Le résultat de cette ubiquité et du travail de création est une reconstitution du passé de Paul qui aboutit à la sublimation, d’une part, et à la recréation d’une unité universelle où le monde profane communique avec celui transcendant, d’autre part. Par cette recréation, le langage gémellaire s’élève au niveau cosmique, abolissant toutes les limites entre dedans et dehors, le monde et le moi :

‘Tout est signe, dialogue, conciliable. Le ciel, la terre, la mer se parlent entre eux et poursuivent leur monologue.(...) Doué d’ubiquité, le cryptophone déparié entend la voix des choses, comme la voix de ses propres humeurs. Ce qui pour le sans-pareil n’est que rumeur de sang, battement de coeur, râle, flatulence et borborygme devient chant du monde pour le cryptophone déparié. Car la parole gémellaire destinée à un seul, par la force du dépariage s’adresse désormais au sable, au vent et à l’étoile. Ce qu’il y avait de plus intime devient universel. Le chuchotement s’élève à la puissance divine (M, 624).’

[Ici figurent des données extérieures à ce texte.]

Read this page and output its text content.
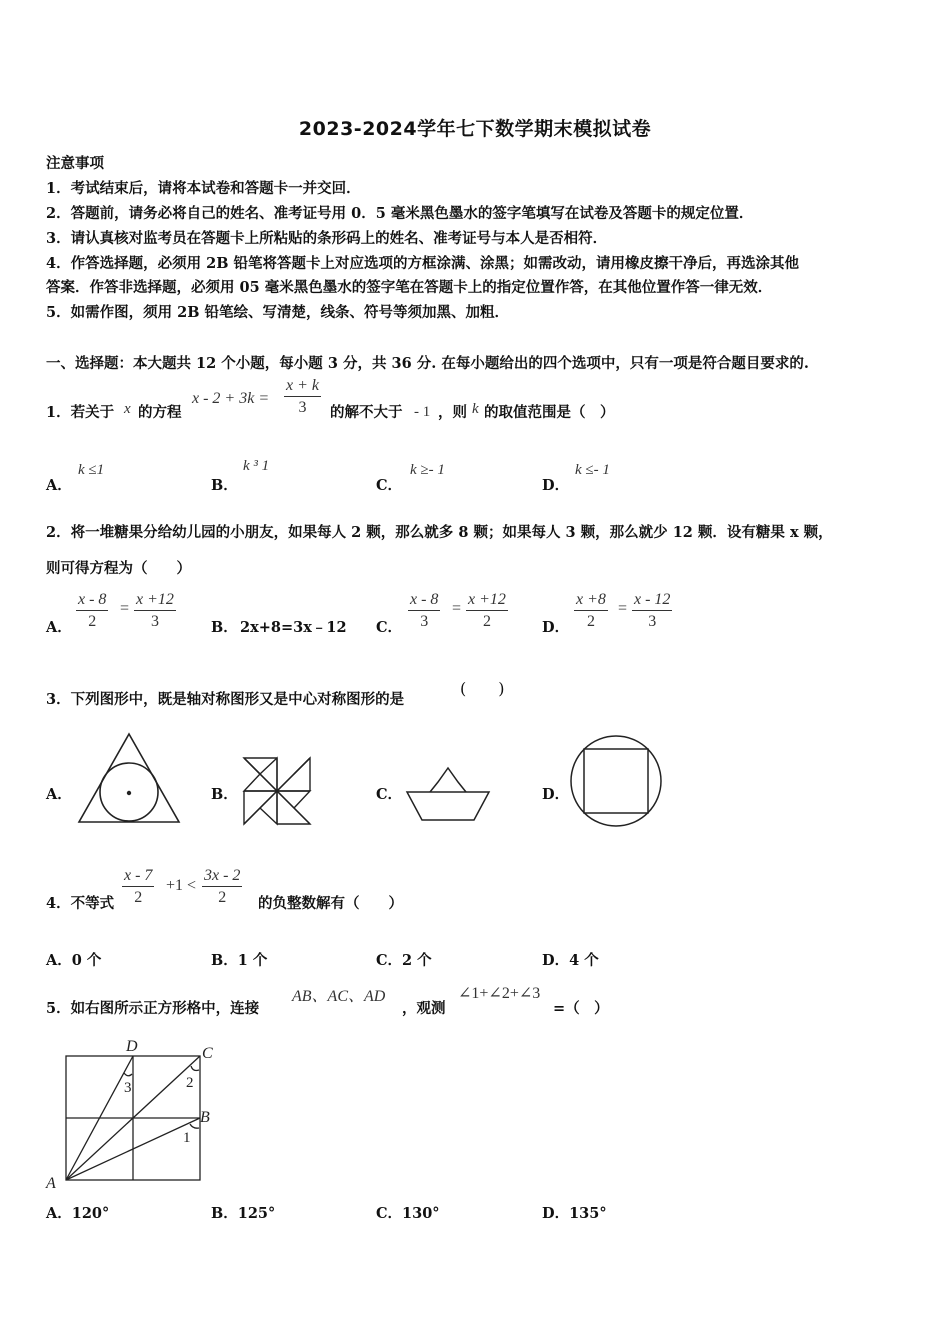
2023-2024学年七下数学期末模拟试卷
注意事项
1．考试结束后，请将本试卷和答题卡一并交回．
2．答题前，请务必将自己的姓名、准考证号用 0．5 毫米黑色墨水的签字笔填写在试卷及答题卡的规定位置．
3．请认真核对监考员在答题卡上所粘贴的条形码上的姓名、准考证号与本人是否相符．
4．作答选择题，必须用 2B 铅笔将答题卡上对应选项的方框涂满、涂黑；如需改动，请用橡皮擦干净后，再选涂其他
答案．作答非选择题，必须用 05 毫米黑色墨水的签字笔在答题卡上的指定位置作答，在其他位置作答一律无效．
5．如需作图，须用 2B 铅笔绘、写清楚，线条、符号等须加黑、加粗．
一、选择题：本大题共 12 个小题，每小题 3 分，共 36 分. 在每小题给出的四个选项中，只有一项是符合题目要求的.
1．若关于 x 的方程
$x - 2 + 3k = \frac{x + k}{3}$ 的解不大于 - 1 ，则 k 的取值范围是（　）
A．
k ≤1
B．
k ³ 1
C．
k ≥- 1
D．
k ≤- 1
2．将一堆糖果分给幼儿园的小朋友，如果每人 2 颗，那么就多 8 颗；如果每人 3 颗，那么就少 12 颗．设有糖果 x 颗，
则可得方程为（　　）
A． $\frac{x - 8}{2} = \frac{x +12}{3}$ B． 2x+8=3x﹣12 C． $\frac{x - 8}{3} = \frac{x +12}{2}$ D． $\frac{x +8}{2} = \frac{x - 12}{3}$
3．下列图形中，既是轴对称图形又是中心对称图形的是
(　　)
A．	B．	C．	D．
4．不等式 $\frac{x - 7}{2} +1 < \frac{3x - 2}{2}$ 的负整数解有（　　）
A．0 个	B．1 个	C．2 个	D．4 个
5．如右图所示正方形格中，连接
AB、AC、AD
，观测
∠1+∠2+∠3
=（　）
3	2
1
D	C
B
A
A．120°	B．125°	C．130°	D．135°
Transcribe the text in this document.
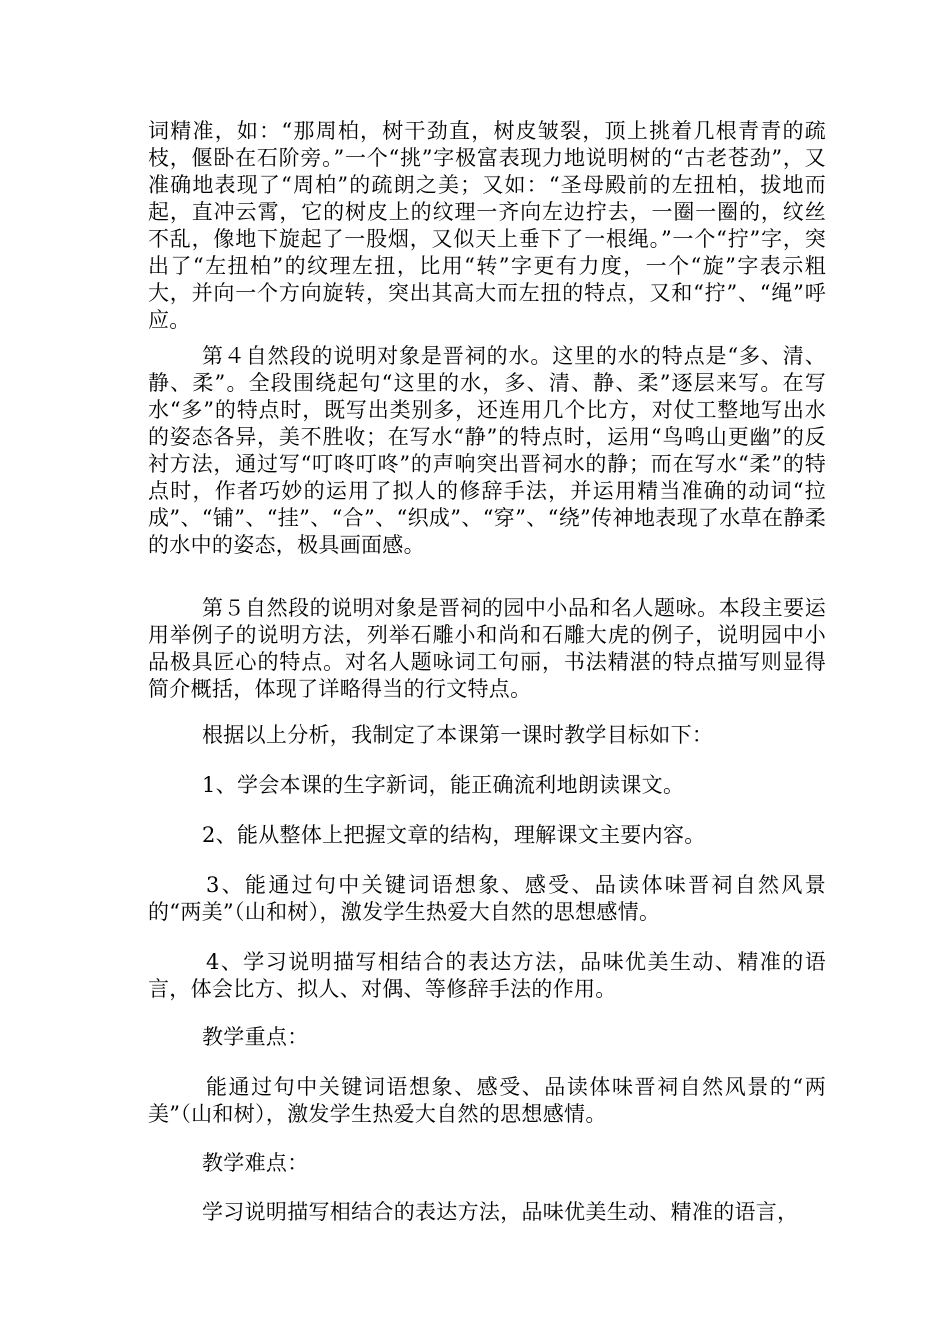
词精准，如：“那周柏，树干劲直，树皮皱裂，顶上挑着几根青青的疏枝，偃卧在石阶旁。”一个“挑”字极富表现力地说明树的“古老苍劲”，又准确地表现了“周柏”的疏朗之美；又如：“圣母殿前的左扭柏，拔地而起，直冲云霄，它的树皮上的纹理一齐向左边拧去，一圈一圈的，纹丝不乱，像地下旋起了一股烟，又似天上垂下了一根绳。”一个“拧”字，突出了“左扭柏”的纹理左扭，比用“转”字更有力度，一个“旋”字表示粗大，并向一个方向旋转，突出其高大而左扭的特点，又和“拧”、“绳”呼应。

第４自然段的说明对象是晋祠的水。这里的水的特点是“多、清、静、柔”。全段围绕起句“这里的水，多、清、静、柔”逐层来写。在写水“多”的特点时，既写出类别多，还连用几个比方，对仗工整地写出水的姿态各异，美不胜收；在写水“静”的特点时，运用“鸟鸣山更幽”的反衬方法，通过写“叮咚叮咚”的声响突出晋祠水的静；而在写水“柔”的特点时，作者巧妙的运用了拟人的修辞手法，并运用精当准确的动词“拉成”、“铺”、“挂”、“合”、“织成”、“穿”、“绕”传神地表现了水草在静柔的水中的姿态，极具画面感。

第５自然段的说明对象是晋祠的园中小品和名人题咏。本段主要运用举例子的说明方法，列举石雕小和尚和石雕大虎的例子，说明园中小品极具匠心的特点。对名人题咏词工句丽，书法精湛的特点描写则显得简介概括，体现了详略得当的行文特点。

根据以上分析，我制定了本课第一课时教学目标如下：

1、学会本课的生字新词，能正确流利地朗读课文。

2、能从整体上把握文章的结构，理解课文主要内容。

3、能通过句中关键词语想象、感受、品读体味晋祠自然风景的“两美”（山和树），激发学生热爱大自然的思想感情。

4、学习说明描写相结合的表达方法，品味优美生动、精准的语言，体会比方、拟人、对偶、等修辞手法的作用。

教学重点：

能通过句中关键词语想象、感受、品读体味晋祠自然风景的“两美”（山和树），激发学生热爱大自然的思想感情。

教学难点：

学习说明描写相结合的表达方法，品味优美生动、精准的语言，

Elevant ainsi l’élément brut du corps au chant du monde et l’intimité gémellaire au niveau universel, Paul accomplit son processus de sublimation. Et son corps réalise la simplification élémentaire par une disparition et une pénétration dans Les Météores : «‘je suis désormais un drapeau claquant dans le vent (’M, 624)».

Cette scène finale des Météores est chargée d’émotions qui décrivent la création d’un nouveau monde qui réunit l’intérieur et l’extérieur, le monde réel et divin, et qui restaure, en somme, l’unité brisée du monde paradisiaque et mythique. Cette création n’est possible que par la puissance de la pensée, de l’imagination et par le sacrifice qui impose le renoncement au désir corporel. Cette aventure de Paul ressemble fortement à celle des artistes face au monde extérieur et à leur propre désir narcissique.

Notes
154.

André Clavel, “Le corps météo”, Sud, hors série, 1980, p. 122.

155.

M. Eliade, Naissances mythiques, Paris, Gallimard, 1976, p. 254.

156.

La distinction de ces trois catégories d’initiation est tirée de l’étude de Simone Vierne, Rite, roman, initiation, Presses Universitaires de Grenoble, 1987, p. 22.

157.

Simone Vierne propose une lecture initiatique de Vendredi ou les limbes du Pacifique dans son livre cité ci-dessus, op, p. 119-127. L’étude d’Arlette Bouloumié, M. Tournier, Le roman mythologique, lie également les trois grands romans de Tournier à la structure initiatique (voir le chapitre de la Rédemption, op, cit., pp. 165-182).

158.

C’est le cas du Roi des Aulnes qui rassemble dans la séquence finale toutes les images qui obsèdent Tiffauges,et de Gilles et Jeanne qui s’achève par la mort finale de Gilles vers laquelle tout le récit s’organise. D.G. Bevan compare cette structure tourniérienne à une « spirale » qui laisse entrevoir constamment ce qui est devant ou derrière (Michel Tournier, op, cit., p. 52).